Numerical Investigation on Overall Cooling Effectiveness of Narrow-Channel Double-Wall Cooling

Abstract

Abstract In the double-wall cooling of turbine blades, coolant migration can lead to uneven flow distribution, which, in severe cases, can cause hot gas intrusion into the film holes, affecting the lifespan of the blade. To mitigate the negative influence of coolant migration, this study proposes a novel double-wall system called the narrow-channel double-wall cooling (NCDW) system, where thin walls are arranged inside the internal channel of double-wall cooling to achieve a more balanced coolant distribution for film holes. However, the addition of thin walls alters the flow and heat transfer distributions within the double-wall structure, ultimately affecting the overall cooling effectiveness. Therefore, numerical methods are employed in this study to analyze the flow distribution characteristics, overall cooling effectiveness, and internal heat transfer characteristics of the narrow-channel double-wall cooling.

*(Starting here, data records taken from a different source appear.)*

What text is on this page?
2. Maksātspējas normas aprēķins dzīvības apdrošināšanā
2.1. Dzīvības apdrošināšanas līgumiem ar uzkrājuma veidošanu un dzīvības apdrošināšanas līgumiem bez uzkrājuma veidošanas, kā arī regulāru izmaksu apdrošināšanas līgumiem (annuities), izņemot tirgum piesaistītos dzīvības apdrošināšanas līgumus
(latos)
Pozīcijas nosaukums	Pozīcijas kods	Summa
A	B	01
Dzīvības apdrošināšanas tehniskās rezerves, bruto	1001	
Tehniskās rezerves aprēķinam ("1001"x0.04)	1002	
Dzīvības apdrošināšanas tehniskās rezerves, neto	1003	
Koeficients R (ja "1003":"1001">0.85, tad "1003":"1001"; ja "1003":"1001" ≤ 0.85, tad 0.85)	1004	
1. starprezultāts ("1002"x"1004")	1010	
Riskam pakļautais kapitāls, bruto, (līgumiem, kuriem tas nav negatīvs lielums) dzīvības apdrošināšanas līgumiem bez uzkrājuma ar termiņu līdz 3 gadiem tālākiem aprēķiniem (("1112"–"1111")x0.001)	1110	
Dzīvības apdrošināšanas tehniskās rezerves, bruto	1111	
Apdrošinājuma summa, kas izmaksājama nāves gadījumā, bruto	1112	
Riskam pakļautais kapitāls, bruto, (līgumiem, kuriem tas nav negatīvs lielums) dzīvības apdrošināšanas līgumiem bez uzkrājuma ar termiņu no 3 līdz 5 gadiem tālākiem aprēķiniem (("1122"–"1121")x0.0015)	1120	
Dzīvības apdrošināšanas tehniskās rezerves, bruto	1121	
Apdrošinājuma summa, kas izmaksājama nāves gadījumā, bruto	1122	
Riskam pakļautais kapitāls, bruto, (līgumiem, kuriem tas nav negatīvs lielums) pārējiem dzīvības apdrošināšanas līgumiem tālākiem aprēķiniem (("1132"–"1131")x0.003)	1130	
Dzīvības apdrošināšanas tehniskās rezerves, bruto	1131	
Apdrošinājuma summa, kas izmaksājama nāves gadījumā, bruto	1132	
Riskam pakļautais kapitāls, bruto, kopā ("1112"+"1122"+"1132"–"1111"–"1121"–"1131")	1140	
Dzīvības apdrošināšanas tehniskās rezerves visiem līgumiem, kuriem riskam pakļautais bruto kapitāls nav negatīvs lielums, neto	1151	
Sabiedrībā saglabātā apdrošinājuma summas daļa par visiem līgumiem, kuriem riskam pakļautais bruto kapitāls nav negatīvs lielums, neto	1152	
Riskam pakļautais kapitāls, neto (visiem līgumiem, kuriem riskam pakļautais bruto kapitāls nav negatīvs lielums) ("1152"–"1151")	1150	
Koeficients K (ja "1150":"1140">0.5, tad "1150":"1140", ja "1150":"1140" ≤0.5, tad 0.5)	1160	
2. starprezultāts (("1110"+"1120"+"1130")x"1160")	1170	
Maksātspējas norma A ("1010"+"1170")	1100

The numerical results demonstrate that narrow-channel double-wall cooling, with or without pin fins, significantly improves the uneven mass flow distribution in the film holes while maintaining an overall cooling effectiveness that is comparable to that of the double-wall effusion cooling (DWEC) system. It is worth noting that although the overall cooling effectiveness difference is slight, there are significant differences in the internal-heat-transfer characteristics between the two double-wall cooling systems. Additionally, the study discusses the influence of narrow wall thickness on the overall cooling effectiveness and flow distributions, revealing that a thinner wall can lead to higher overall cooling effectiveness in narrow-channel double-wall cooling.